Pédopsychiatre le plus connu de France, Marcel Rufo est plutôt d'obédience rugby, de par ses origines toulonnaises. Mais sa proximité avec Marseille l'amène aussi, souvent, à aller chercher dans le football de nombreux leviers pédagogiques. Face à la banalisation d'une certaine forme de violence liée à la catégorie U19 notamment (mais pas que), il pousse les éducateurs à anticiper, à prévenir... tout en stigmatisant le modèle professionnel offert en pâture à nos enfants, à nos adolescents. Et pour lui, pas de doute, le système de formation à la française est à revoir. (par F.D.)




Quand la violence remplace la réflexion...
Quand la violence remplace la réflexion...
M. Rufo, selon vous, pourquoi la catégorie U19 est-elle la plus difficile à gérer dans le football, n'est-ce qu'une affaire d'âge... bête ?
Non, pas forcément, je pense que ça peut aussi correspondre à un processus de formation qui se termine... bien pour certains - les rares qui ont l'occasion de continuer leur parcours vers le professionnalisme -, et mal pour la majorité qui prennent conscience qu'ils ne seront certainement jamais pros. Cela crée forcément des frustrations, des dépressions. Je compare souvent ce sentiment à ce que vivent les étudiants en prépa qui n'intègrent pas les grandes écoles. J'ai vu beaucoup de dépression et même de suicides.

De là à devenir agressif, à engendrer autant de problèmes de violence, il y a un pas que de plus en plus de jeunes footeux de moins de 19 ans effectuent...
C'est le passage à l'acte tel qu'on le remarque aussi dans les lycées techniques ou professionnels où la violence remplace la réflexion. Les ados à cet âge et dans cette situation prennent comme une offense personnelle une remarque d'un adversaire, une décision de l'arbitre...

Que faire lorsqu'on est éducateur pour tenter d'enrayer ce processus ?
L'éducateur doit anticiper. S'il y a bien quelqu'un qui les connait, c'est bien lui. M..., il les connait ses gosses, c'est à lui d'agir ! Il a un rôle évidemment capital. En dehors du football ou du sport, on parle de groupes de paroles pour faire redescendre la pression et libérer les énergies enfouies. Dans le football, les entraîneurs ou les éducateurs peuvent parler avant un match, ou à la mi-temps, ou après le match. C'est important car ça permet de prévenir, d'anticiper et de rappeler les valeurs du sport justement. C'est bien à ça que ça doit aussi servir le football, non ! Travailler ensemble, défendre ensemble, gagner ou perdre ensemble, rester solidaire, ce sont des valeurs qui participent à la construction de l'individu. Personnellement, je prendrais aussi en tête à tête, avant le match, pendant trois ou quatre minutes, les joueurs les plus fragiles, ceux qu'on sait "à risque". Et puis, surtout, il faut sans cesse sacraliser le rôle de l'arbitre.

L'entretien Footengo - Marcel RUFO : "Le système de détection précoce des clubs de foot est à revoir..."

"Face à des jeunes qui sont en pleine quête d'eux-mêmes, d'identification, il faut sans cesse sacraliser le rôle de l'arbitre."

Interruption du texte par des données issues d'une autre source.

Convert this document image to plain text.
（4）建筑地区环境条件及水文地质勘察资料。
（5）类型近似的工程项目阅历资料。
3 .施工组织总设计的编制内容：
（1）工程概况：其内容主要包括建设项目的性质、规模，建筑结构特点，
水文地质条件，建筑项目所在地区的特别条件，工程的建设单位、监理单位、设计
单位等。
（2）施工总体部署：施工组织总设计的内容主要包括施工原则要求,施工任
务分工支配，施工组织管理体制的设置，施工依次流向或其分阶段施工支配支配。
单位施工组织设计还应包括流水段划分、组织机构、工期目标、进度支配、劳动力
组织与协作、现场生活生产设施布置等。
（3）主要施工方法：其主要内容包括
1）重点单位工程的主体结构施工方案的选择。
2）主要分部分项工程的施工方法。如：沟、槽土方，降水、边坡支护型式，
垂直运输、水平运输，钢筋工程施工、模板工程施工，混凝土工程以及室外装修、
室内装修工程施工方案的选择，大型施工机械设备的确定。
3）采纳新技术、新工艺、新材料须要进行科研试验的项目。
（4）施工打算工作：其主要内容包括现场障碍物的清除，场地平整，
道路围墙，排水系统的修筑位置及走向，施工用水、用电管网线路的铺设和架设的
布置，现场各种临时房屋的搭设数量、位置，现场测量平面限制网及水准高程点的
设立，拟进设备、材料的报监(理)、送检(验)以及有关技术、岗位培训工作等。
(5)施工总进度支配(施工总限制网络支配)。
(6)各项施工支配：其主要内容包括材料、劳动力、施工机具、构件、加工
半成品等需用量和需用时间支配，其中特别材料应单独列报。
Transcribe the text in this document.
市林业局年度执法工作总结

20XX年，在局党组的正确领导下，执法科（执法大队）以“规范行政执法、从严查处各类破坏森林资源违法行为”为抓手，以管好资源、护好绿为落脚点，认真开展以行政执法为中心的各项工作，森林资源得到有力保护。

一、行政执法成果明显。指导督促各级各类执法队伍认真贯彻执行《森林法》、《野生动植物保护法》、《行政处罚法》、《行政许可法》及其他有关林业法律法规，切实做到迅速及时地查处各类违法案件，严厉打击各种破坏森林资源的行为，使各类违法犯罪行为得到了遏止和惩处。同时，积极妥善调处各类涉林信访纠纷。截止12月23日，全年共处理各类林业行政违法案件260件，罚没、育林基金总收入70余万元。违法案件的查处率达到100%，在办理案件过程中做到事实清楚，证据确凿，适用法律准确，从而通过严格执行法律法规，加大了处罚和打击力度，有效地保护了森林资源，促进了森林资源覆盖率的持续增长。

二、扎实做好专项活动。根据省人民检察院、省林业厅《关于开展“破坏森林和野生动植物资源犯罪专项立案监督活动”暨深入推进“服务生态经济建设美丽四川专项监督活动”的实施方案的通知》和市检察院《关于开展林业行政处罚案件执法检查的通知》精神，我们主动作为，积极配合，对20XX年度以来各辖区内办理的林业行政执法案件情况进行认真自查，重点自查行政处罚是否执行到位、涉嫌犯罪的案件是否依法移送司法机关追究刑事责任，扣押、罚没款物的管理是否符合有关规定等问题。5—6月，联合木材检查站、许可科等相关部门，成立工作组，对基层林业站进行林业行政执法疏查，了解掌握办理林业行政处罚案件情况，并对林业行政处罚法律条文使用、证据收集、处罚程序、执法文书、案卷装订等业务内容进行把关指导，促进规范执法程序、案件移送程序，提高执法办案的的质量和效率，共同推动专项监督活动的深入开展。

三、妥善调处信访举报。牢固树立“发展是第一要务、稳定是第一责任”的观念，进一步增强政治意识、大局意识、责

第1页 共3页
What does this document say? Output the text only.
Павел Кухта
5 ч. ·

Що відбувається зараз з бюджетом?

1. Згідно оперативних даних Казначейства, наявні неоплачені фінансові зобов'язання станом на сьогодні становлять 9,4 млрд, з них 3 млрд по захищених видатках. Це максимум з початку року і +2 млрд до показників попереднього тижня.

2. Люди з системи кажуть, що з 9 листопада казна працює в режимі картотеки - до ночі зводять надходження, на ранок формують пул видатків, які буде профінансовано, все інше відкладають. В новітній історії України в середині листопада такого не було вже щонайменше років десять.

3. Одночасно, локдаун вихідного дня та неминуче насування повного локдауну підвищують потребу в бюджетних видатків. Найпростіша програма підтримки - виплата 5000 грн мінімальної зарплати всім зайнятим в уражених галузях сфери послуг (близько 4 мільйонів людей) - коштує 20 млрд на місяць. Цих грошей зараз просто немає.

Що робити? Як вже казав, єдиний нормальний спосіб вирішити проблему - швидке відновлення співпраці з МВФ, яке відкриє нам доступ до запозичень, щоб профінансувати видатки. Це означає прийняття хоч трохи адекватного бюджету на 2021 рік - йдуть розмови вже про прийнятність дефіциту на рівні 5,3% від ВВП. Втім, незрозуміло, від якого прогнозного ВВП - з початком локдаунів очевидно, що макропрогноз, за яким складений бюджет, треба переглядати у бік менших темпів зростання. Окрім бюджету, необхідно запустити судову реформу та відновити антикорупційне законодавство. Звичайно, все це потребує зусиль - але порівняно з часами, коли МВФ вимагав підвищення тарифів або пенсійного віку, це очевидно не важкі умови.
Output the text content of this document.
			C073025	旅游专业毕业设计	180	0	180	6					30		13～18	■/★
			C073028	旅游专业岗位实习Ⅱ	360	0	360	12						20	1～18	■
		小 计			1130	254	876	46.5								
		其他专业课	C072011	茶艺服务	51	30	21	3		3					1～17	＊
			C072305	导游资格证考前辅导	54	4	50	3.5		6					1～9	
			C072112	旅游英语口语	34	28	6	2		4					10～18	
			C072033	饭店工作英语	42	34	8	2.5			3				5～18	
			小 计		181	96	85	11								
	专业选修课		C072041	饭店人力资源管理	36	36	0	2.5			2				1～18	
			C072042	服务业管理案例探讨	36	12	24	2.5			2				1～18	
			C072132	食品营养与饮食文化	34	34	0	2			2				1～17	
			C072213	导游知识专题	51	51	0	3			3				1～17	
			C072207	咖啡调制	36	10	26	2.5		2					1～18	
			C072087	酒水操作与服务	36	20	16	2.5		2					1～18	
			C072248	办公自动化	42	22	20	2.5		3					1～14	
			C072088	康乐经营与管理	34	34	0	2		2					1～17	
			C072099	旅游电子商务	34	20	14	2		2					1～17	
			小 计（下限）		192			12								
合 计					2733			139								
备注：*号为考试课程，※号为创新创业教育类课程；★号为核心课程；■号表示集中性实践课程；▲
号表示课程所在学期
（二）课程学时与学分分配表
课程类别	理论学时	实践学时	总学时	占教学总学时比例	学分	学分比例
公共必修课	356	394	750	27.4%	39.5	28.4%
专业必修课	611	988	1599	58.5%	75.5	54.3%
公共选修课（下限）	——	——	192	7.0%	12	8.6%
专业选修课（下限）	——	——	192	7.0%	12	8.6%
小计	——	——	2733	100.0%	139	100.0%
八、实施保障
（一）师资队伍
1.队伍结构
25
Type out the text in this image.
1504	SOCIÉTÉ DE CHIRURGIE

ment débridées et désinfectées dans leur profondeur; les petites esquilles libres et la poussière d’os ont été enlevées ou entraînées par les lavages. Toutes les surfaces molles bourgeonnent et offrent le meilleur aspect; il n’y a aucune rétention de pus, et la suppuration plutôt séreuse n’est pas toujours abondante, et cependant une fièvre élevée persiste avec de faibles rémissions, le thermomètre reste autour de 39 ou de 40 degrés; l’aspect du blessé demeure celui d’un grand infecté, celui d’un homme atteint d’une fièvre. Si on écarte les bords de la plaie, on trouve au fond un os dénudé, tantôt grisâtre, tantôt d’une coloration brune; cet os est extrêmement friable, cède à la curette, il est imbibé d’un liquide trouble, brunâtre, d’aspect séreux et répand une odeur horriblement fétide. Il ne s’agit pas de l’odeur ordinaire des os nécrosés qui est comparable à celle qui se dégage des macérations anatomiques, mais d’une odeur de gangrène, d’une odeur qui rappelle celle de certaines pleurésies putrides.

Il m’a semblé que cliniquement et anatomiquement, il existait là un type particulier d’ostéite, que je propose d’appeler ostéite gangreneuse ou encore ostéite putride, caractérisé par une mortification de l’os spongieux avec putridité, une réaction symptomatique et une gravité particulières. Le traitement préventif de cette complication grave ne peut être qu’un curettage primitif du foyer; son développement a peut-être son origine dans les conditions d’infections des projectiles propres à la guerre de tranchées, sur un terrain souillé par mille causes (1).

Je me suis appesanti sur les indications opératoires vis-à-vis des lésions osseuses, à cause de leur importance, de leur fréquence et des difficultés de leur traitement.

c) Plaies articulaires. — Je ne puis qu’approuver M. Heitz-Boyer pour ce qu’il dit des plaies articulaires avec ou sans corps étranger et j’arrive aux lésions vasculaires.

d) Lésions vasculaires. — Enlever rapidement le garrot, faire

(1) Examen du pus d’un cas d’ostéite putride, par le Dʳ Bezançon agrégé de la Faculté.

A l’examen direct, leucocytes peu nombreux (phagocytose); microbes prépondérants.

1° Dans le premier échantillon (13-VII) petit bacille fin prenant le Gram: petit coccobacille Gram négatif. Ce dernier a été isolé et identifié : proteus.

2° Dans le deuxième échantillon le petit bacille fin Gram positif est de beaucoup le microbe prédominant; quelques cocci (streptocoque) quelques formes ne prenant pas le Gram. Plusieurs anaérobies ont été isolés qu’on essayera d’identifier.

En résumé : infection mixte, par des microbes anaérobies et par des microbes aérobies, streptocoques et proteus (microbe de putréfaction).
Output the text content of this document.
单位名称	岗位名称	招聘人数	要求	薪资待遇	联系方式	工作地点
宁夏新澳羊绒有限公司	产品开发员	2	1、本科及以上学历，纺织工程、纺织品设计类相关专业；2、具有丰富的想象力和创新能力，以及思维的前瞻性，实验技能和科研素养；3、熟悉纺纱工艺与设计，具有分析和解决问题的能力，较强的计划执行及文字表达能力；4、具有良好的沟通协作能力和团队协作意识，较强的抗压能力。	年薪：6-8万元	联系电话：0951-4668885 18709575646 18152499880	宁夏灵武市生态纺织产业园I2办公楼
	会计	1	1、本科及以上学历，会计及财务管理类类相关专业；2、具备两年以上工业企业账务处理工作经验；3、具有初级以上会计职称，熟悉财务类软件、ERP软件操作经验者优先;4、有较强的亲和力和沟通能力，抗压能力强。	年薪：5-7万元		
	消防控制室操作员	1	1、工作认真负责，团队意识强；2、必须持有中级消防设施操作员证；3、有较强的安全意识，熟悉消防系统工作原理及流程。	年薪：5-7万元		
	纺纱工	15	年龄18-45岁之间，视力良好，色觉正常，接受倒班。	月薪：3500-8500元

C'est malheureusement loin d'être le cas !
Et de mon point de vue, c'est le principal défaut du football ! Quand les jeunes, qui sont en pleine quête d'eux-mêmes, d'identification, voient des Ibra ou des Veratti gueuler après les arbitres et ne pas être sanctionnés, comment voulez-vous qu'ils ne soient pas tentés de faire la même chose ? Au rugby, vous notez rapidement la différence. Lorsqu'un joueur prend un carton jaune, il baisse la tête et il sort sans rien dire. Pour ça, la règle des dix mètres est également une merveille. Pourquoi ne le fait-on pas au foot ? Si chaque contestation débouchait sur un coup franc contre son équipe aux abords de la surface de réparation, je peux vous dire que les joueurs y réfléchiraient à deux fois avant de crier sur l'arbitre. Mais là, ça ne concerne plus les adolescents, c'est un problème d'organisation et de volonté politique au plus haut niveau des instances du football.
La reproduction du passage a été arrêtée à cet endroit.